何故なら、我々のファミリーでもあるTAPダンサー、オマーとダミーシャが、1月18日まで2週間期間限定で、「センチメンタル・ジャーニー」に出演中だから。これは、1950年代のジャズシーンで大活躍したビリー・エクスタインとサラ・ボーンのトリビュートショーで、ビリーそっくりの実の息子フレディ・エクスタインが、当時の貴重なフィルムを上手く取り混ぜながら、ビッグバンドを従え往年のヒット曲をなぞっていく、ラスベガスでも好評を博した華やかなショーです。
当時のショーを盛り上げるのに欠かせなかったTAPダンサーやGOGOダンサーズ。今回のトリビュートでも、オマーたちのタップダンスがショーの華でした。

さて、NYマンハッタンから2時間半で気軽に行けるカジノの街アトランティック・シティ。駐車場設備も完璧なので、週末やホリディシーズンともなると大賑わいのリゾート地なのですが、平日にハッと思いついて出掛けるにも最適のSPOTです。

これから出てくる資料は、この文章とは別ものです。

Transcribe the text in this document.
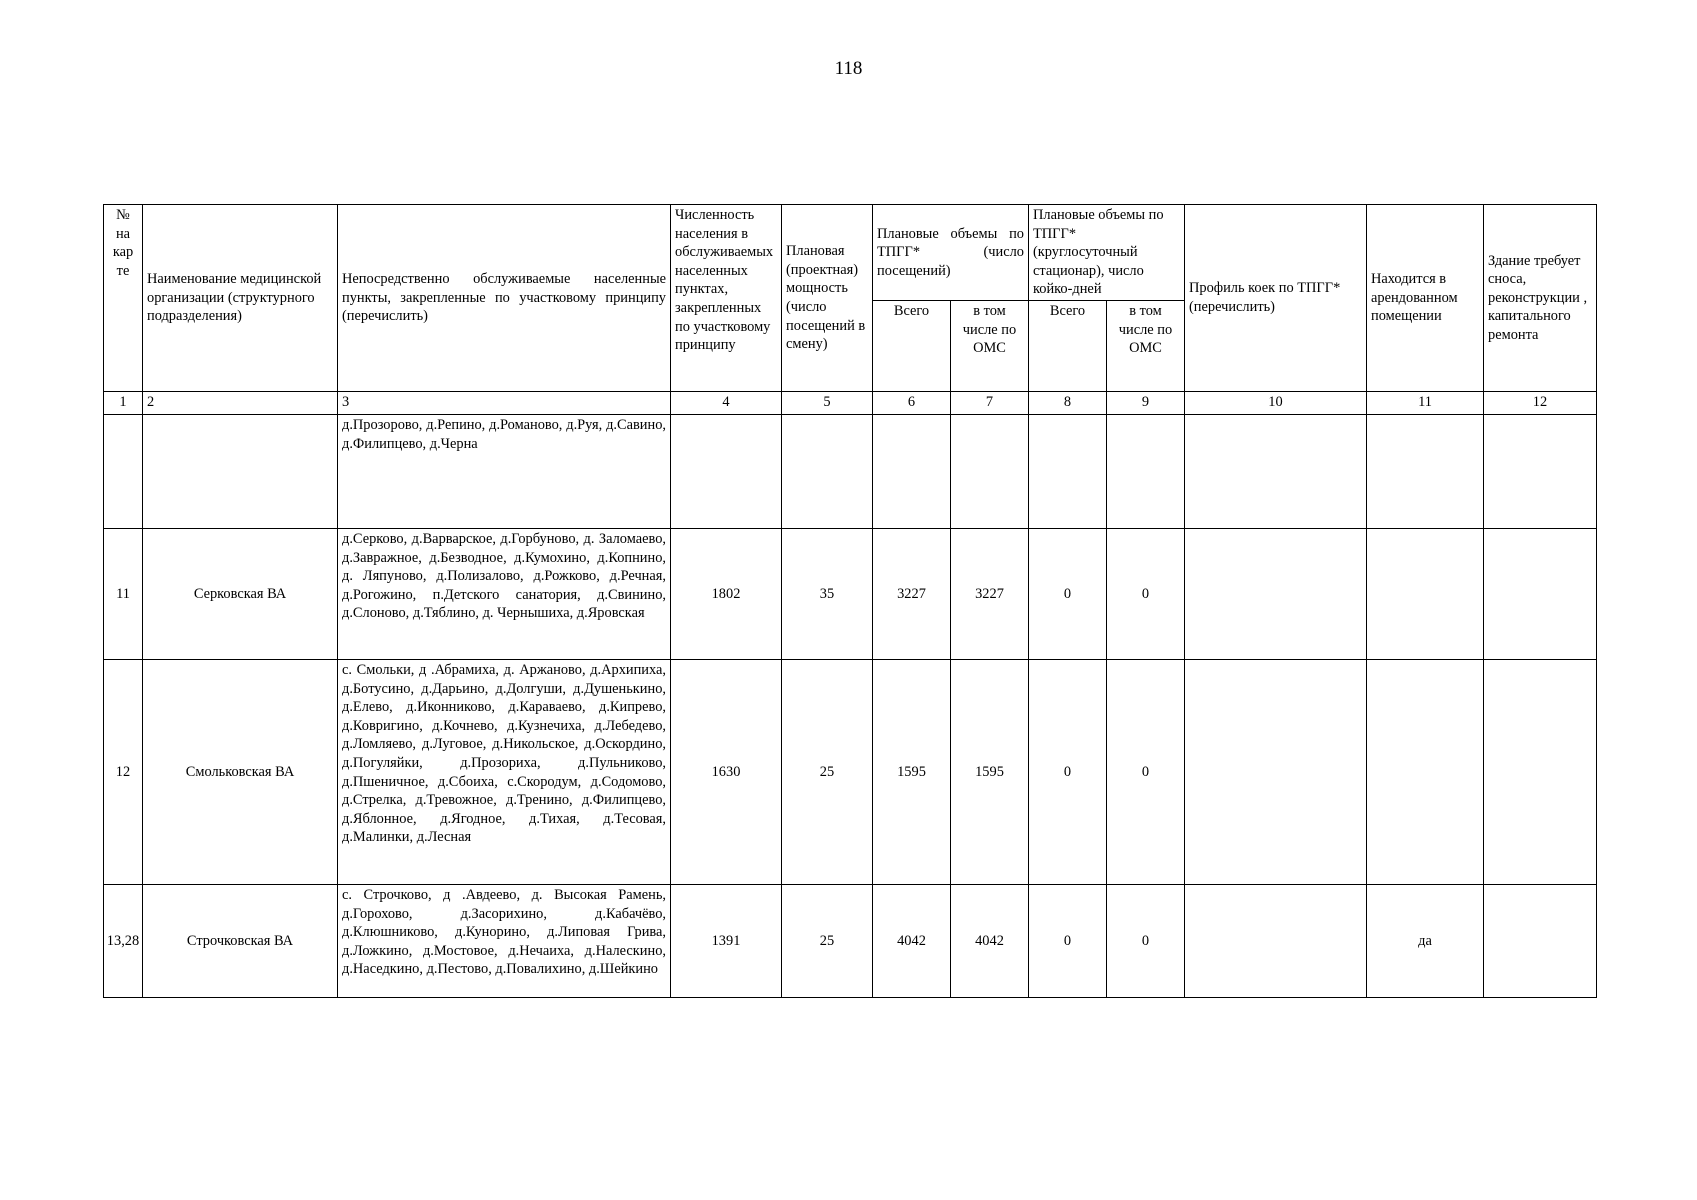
118
№ на кар те	Наименование медицинской организации (структурного подразделения)	Непосредственно обслуживаемые населенные пункты, закрепленные по участковому принципу (перечислить)	Численность населения в обслуживаемых населенных пунктах, закрепленных по участковому принципу	Плановая (проектная) мощность (число посещений в смену)	Плановые объемы по ТПГГ* (число посещений)		Плановые объемы по ТПГГ* (круглосуточный стационар), число койко-дней		Профиль коек по ТПГГ* (перечислить)	Находится в арендованном помещении	Здание требует сноса, реконструкции , капитального ремонта
					Всего	в том числе по ОМС	Всего	в том числе по ОМС			
1	2	3	4	5	6	7	8	9	10	11	12
		д.Прозорово, д.Репино, д.Романово, д.Руя, д.Савино, д.Филипцево, д.Черна									
11	Серковская ВА	д.Серково, д.Варварское, д.Горбуново, д. Заломаево, д.Завражное, д.Безводное, д.Кумохино, д.Копнино, д. Ляпуново, д.Полизалово, д.Рожково, д.Речная, д.Рогожино, п.Детского санатория, д.Свинино, д.Слоново, д.Тяблино, д. Чернышиха, д.Яровская	1802	35	3227	3227	0	0			
12	Смольковская ВА	с. Смольки, д .Абрамиха, д. Аржаново, д.Архипиха, д.Ботусино, д.Дарьино, д.Долгуши, д.Душенькино, д.Елево, д.Иконниково, д.Караваево, д.Кипрево, д.Ковригино, д.Кочнево, д.Кузнечиха, д.Лебедево, д.Ломляево, д.Луговое, д.Никольское, д.Оскордино, д.Погуляйки, д.Прозориха, д.Пульниково, д.Пшеничное, д.Сбоиха, с.Скородум, д.Содомово, д.Стрелка, д.Тревожное, д.Тренино, д.Филипцево, д.Яблонное, д.Ягодное, д.Тихая, д.Тесовая, д.Малинки, д.Лесная	1630	25	1595	1595	0	0			
13,28	Строчковская ВА	с. Строчково, д .Авдеево, д. Высокая Рамень, д.Горохово, д.Засорихино, д.Кабачёво, д.Клюшниково, д.Кунорино, д.Липовая Грива, д.Ложкино, д.Мостовое, д.Нечаиха, д.Налескино, д.Наседкино, д.Пестово, д.Повалихино, д.Шейкино	1391	25	4042	4042	0	0		да	
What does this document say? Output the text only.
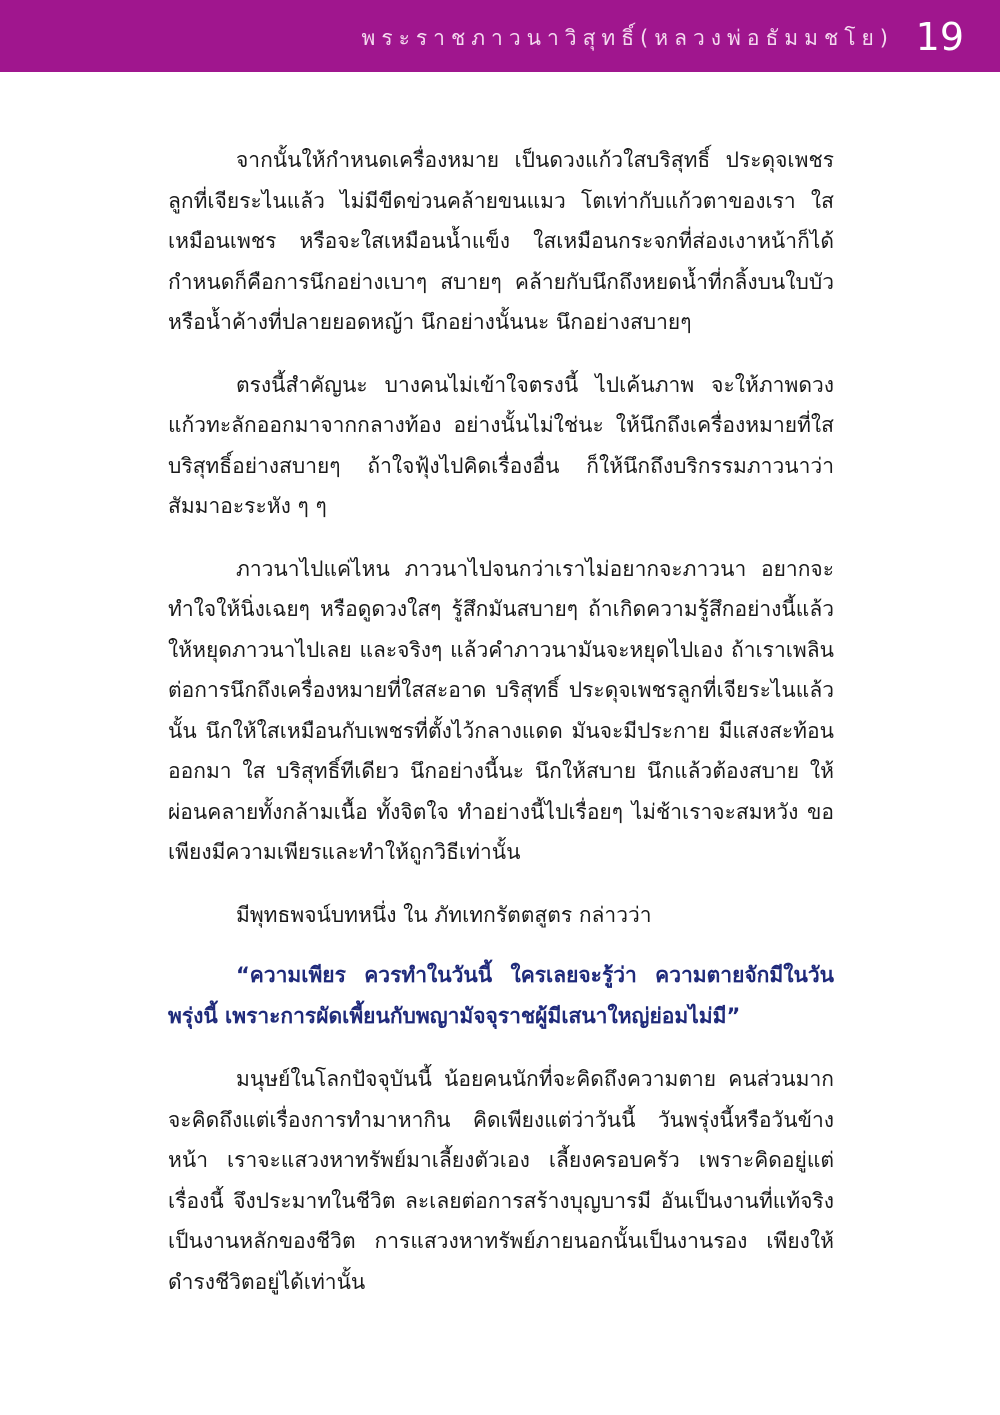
พระราชภาวนาวิสุทธิ์(หลวงพ่อธัมมชโย) 19

จากนั้นให้กำหนดเครื่องหมาย เป็นดวงแก้วใสบริสุทธิ์ ประดุจเพชรลูกที่เจียระไนแล้ว ไม่มีขีดข่วนคล้ายขนแมว โตเท่ากับแก้วตาของเรา ใสเหมือนเพชร หรือจะใสเหมือนน้ำแข็ง ใสเหมือนกระจกที่ส่องเงาหน้าก็ได้ กำหนดก็คือการนึกอย่างเบาๆ สบายๆ คล้ายกับนึกถึงหยดน้ำที่กลิ้งบนใบบัว หรือน้ำค้างที่ปลายยอดหญ้า นึกอย่างนั้นนะ นึกอย่างสบายๆ

ตรงนี้สำคัญนะ บางคนไม่เข้าใจตรงนี้ ไปเค้นภาพ จะให้ภาพดวงแก้วทะลักออกมาจากกลางท้อง อย่างนั้นไม่ใช่นะ ให้นึกถึงเครื่องหมายที่ใสบริสุทธิ์อย่างสบายๆ ถ้าใจฟุ้งไปคิดเรื่องอื่น ก็ให้นึกถึงบริกรรมภาวนาว่า สัมมาอะระหัง ๆ ๆ

ภาวนาไปแค่ไหน ภาวนาไปจนกว่าเราไม่อยากจะภาวนา อยากจะทำใจให้นิ่งเฉยๆ หรือดูดวงใสๆ รู้สึกมันสบายๆ ถ้าเกิดความรู้สึกอย่างนี้แล้ว ให้หยุดภาวนาไปเลย และจริงๆ แล้วคำภาวนามันจะหยุดไปเอง ถ้าเราเพลินต่อการนึกถึงเครื่องหมายที่ใสสะอาด บริสุทธิ์ ประดุจเพชรลูกที่เจียระไนแล้วนั้น นึกให้ใสเหมือนกับเพชรที่ตั้งไว้กลางแดด มันจะมีประกาย มีแสงสะท้อนออกมา ใส บริสุทธิ์ทีเดียว นึกอย่างนี้นะ นึกให้สบาย นึกแล้วต้องสบาย ให้ผ่อนคลายทั้งกล้ามเนื้อ ทั้งจิตใจ ทำอย่างนี้ไปเรื่อยๆ ไม่ช้าเราจะสมหวัง ขอเพียงมีความเพียรและทำให้ถูกวิธีเท่านั้น

มีพุทธพจน์บทหนึ่ง ใน ภัทเทกรัตตสูตร กล่าวว่า

“ความเพียร ควรทำในวันนี้ ใครเลยจะรู้ว่า ความตายจักมีในวันพรุ่งนี้ เพราะการผัดเพี้ยนกับพญามัจจุราชผู้มีเสนาใหญ่ย่อมไม่มี”

มนุษย์ในโลกปัจจุบันนี้ น้อยคนนักที่จะคิดถึงความตาย คนส่วนมากจะคิดถึงแต่เรื่องการทำมาหากิน คิดเพียงแต่ว่าวันนี้ วันพรุ่งนี้หรือวันข้างหน้า เราจะแสวงหาทรัพย์มาเลี้ยงตัวเอง เลี้ยงครอบครัว เพราะคิดอยู่แต่เรื่องนี้ จึงประมาทในชีวิต ละเลยต่อการสร้างบุญบารมี อันเป็นงานที่แท้จริง เป็นงานหลักของชีวิต การแสวงหาทรัพย์ภายนอกนั้นเป็นงานรอง เพียงให้ดำรงชีวิตอยู่ได้เท่านั้น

マンハッタン西42丁目のポートオーソリティ・バスターミナル地下から、グレイハウンドの直行バスで往復75ドル。これを「カジノバス」で申し込むと、なんと大人往復ひとり31ドルになります。しかも、降り際に「バス・ボーナス」として25ドル分のカジノサービスカードがもらえますので、差し引き往復バス代「6ドル」です。

カジノでお金を落としてもらうために、ホテルも破格値。オマケに、各ホテルが顧客確保のために様々なサービスを用意していますので、ホテルのメンバーになると、そこで行われる各種ショーなども「タダ」になったりするんです。

ラスベガスでもウォーカーヒルでも摩ってばかりで全くギャンブラーの素養が無い私のような人は、近くのブランドアウトレットでお買い物するもよし。ちなみにトミーさんは、スロットに座って5分足らずでウン百ドルも当たって上機嫌。ホテルも街もラスベガスほど華やかでゴージャスではありませんが、何しろ近くてリーズナブルですから、突然の気分転換には超オススメです。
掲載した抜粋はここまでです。